Mapped: The fingerprint of climate change in extreme weather events across the world
November 19, 2024
Illustration: Carbon Brief
Something new
Twenty years ago, climate scientists decided to try something new. They started the so-called ‘extreme weather attribution’ studies: analyses of individual extreme weather events to assess whether they are related to climate change. In these studies, an extreme event is commonly simulated with climate models with and without human forcings of the climate system. From a comparison of these simulations, it can be established whether human-caused climate change has made a particular event more likely. The first extreme event that was studied with this new approach was the European heatwave of 2003.
Mapped by Carbon Brief
Now, 20 years later, 744 extreme weather events and trends have been analysed with this extreme weather attribution approach. Most of them are related to heat (28%), rainfall and flooding (24%), and drought (14%). Carbon Brief has mapped every published study. Their overview is published online.
Most studies for global north
The overview shows how climate change has influenced extreme weather across the world. Unfortunately, the overview does not reflect the actual occurrence of climate-related extreme events across the globe. This is partly because most of these attribution studies are being carried out for the global north, where most of these scientists are based. Also, there is a lack of weather data and monitoring of extremes in many developing countries.

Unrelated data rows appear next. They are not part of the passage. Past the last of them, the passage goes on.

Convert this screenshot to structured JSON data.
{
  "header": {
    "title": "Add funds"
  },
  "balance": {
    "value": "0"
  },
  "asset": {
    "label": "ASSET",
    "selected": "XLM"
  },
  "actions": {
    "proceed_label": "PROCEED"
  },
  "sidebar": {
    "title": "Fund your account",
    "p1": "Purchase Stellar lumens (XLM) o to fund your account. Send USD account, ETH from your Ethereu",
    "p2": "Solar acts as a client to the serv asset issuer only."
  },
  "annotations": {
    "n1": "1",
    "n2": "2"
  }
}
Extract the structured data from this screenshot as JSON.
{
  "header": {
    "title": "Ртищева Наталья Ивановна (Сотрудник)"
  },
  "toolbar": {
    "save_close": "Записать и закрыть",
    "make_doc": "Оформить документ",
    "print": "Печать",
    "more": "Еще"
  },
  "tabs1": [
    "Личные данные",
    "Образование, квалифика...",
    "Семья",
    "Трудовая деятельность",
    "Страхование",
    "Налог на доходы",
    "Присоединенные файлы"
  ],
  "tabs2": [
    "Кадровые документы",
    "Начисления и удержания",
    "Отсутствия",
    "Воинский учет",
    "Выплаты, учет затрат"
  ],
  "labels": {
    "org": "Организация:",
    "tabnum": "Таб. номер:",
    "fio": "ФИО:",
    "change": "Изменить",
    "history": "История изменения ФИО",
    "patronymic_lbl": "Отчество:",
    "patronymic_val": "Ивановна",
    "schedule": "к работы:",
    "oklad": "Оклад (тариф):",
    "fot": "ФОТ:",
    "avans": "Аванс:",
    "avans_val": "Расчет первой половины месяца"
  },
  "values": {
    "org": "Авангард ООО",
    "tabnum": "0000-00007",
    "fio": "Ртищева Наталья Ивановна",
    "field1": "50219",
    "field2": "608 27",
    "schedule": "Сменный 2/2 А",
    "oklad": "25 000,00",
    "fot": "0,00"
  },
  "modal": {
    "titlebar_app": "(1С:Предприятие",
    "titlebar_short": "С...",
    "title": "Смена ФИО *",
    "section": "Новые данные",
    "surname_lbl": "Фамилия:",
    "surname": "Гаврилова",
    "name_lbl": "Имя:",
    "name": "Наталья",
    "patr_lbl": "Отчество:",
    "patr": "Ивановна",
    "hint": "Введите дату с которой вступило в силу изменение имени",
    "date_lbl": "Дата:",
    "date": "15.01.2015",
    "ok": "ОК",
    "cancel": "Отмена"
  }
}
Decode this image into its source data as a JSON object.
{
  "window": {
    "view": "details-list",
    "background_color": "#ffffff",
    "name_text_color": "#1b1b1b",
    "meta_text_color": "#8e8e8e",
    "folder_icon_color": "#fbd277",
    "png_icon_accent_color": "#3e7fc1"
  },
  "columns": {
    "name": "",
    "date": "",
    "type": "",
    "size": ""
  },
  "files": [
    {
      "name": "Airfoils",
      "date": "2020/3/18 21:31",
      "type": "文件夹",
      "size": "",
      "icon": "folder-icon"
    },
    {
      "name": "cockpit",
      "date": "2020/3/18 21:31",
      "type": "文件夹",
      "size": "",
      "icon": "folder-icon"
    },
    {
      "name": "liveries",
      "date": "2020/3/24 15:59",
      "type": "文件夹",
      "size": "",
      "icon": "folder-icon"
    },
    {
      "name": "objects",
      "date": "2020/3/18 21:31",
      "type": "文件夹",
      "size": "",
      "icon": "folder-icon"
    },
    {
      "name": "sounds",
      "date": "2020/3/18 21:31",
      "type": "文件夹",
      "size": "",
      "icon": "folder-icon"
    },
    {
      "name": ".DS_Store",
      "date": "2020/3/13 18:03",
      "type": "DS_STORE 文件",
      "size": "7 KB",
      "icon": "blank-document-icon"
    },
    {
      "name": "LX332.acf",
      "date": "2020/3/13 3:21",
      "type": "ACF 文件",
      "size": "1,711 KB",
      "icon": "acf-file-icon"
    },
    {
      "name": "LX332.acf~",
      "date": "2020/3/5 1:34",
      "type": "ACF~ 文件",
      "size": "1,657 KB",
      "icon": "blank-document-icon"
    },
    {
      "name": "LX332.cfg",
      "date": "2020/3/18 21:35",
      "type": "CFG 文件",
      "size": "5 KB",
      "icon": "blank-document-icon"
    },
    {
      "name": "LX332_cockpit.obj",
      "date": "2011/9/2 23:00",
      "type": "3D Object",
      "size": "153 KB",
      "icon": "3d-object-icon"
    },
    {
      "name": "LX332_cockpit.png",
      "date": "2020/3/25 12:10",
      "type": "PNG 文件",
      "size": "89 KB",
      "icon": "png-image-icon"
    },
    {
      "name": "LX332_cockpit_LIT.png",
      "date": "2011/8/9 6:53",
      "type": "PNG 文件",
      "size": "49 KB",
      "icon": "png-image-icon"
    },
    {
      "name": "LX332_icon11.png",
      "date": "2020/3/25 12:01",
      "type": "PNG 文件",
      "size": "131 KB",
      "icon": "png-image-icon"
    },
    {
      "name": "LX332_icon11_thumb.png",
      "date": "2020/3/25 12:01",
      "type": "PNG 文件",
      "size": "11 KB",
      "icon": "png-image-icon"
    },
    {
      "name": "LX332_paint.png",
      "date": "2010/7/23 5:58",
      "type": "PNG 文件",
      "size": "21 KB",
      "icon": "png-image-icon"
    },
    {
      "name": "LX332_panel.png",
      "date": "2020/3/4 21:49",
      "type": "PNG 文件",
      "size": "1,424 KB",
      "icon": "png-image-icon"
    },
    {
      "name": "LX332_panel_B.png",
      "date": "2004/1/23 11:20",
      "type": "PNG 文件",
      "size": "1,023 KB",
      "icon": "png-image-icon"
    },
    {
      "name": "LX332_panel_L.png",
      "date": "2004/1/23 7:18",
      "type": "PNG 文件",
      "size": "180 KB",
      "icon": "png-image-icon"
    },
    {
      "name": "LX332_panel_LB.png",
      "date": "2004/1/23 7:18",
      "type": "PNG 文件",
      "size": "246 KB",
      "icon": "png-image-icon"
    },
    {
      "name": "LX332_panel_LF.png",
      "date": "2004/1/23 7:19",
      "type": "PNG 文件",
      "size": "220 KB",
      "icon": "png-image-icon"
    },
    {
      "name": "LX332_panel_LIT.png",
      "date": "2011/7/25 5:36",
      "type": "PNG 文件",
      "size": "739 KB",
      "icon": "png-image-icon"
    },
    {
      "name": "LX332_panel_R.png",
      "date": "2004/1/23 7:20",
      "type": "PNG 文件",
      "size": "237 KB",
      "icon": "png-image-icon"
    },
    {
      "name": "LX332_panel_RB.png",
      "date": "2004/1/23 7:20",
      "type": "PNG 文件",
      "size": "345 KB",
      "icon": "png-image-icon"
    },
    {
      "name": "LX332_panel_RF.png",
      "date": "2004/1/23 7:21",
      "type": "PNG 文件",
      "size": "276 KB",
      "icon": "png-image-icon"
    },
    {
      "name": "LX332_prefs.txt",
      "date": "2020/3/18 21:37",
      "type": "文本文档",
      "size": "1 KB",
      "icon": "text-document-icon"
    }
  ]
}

Still, the overview of results is impressing, and it is clear that the impact of climate change on extreme weather events can no longer be ignored.
Fingerprint climate change
Across all the analysed cases, 74% were made more likely or severe because of climate change. Around 9% of the cases – mostly blizzards and cold extremes – were made less likely or severe by climate change. In the remaining 17% of events, the studies either found no human influence (10%) or they were inconclusive (7%), often due to insufficient data.